Гудков: Я на встрече с президентом, ну, не 10, может быть, чуть поменьше, предлагал создать рабочую группу при президенте с его участием для подготовки, формирования плана реформ правоохранительных органов.
Кобаладзе: Но это еще Ельцину? Или уже Путину?
Гудков: Нет, был Путин, да. И тогда Путин, я помню, согласился и сказал, что, действительно, такой вариант правилен. Может быть, не надо называть это реформой, ну, назовем там модернизацией, совершенствованием и так далее. Но, к сожалению, после этого никаких движений в эту сторону сделано не было. То, что реформа или, там, реорганизация, или не знаю как назвать, перезрела – это совершенно очевидно. Но если мы сейчас заменим реальную реформу, реконструкцию системы ее просто декоративным ремонтом, мы получим такую проблему, которая у нас... Неизвестно, что потом будет. Мы останемся рано или поздно вообще без правоохранительной системы.
Кобаладзе: К сожалению должен с огорчением констатировать, что время наше истекло. Я еще раз благодарю вас за, на мой взгляд, очень интересную дискуссию.
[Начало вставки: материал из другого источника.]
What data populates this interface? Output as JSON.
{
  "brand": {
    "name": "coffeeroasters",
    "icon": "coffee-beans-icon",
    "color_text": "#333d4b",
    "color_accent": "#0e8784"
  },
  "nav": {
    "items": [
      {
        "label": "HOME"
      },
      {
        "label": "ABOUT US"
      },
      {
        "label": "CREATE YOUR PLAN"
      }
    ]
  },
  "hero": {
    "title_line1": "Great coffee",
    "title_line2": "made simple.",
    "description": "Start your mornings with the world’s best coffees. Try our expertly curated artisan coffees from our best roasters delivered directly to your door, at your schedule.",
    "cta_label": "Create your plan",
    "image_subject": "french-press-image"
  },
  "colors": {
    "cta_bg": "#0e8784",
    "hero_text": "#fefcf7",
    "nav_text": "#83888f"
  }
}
Я думаю, что она будет полезна для всех. Я должен извиниться перед радиослушателями и телезрителями, у нас не работал интернет, поэтому я даже не объявлял телефон и с нами связи не было. Но судя по тому, как активно идет дискуссия в интернете, я надеюсь, что мы тоже внесли свою лепту в разогрев этой дискуссии.
Я благодарю Александра Шаравина, директора Института политического и военного анализа, Илью Яшина, политика и Геннадия Гудкова, члена Государственной Думы. Спасибо большое, до встречи.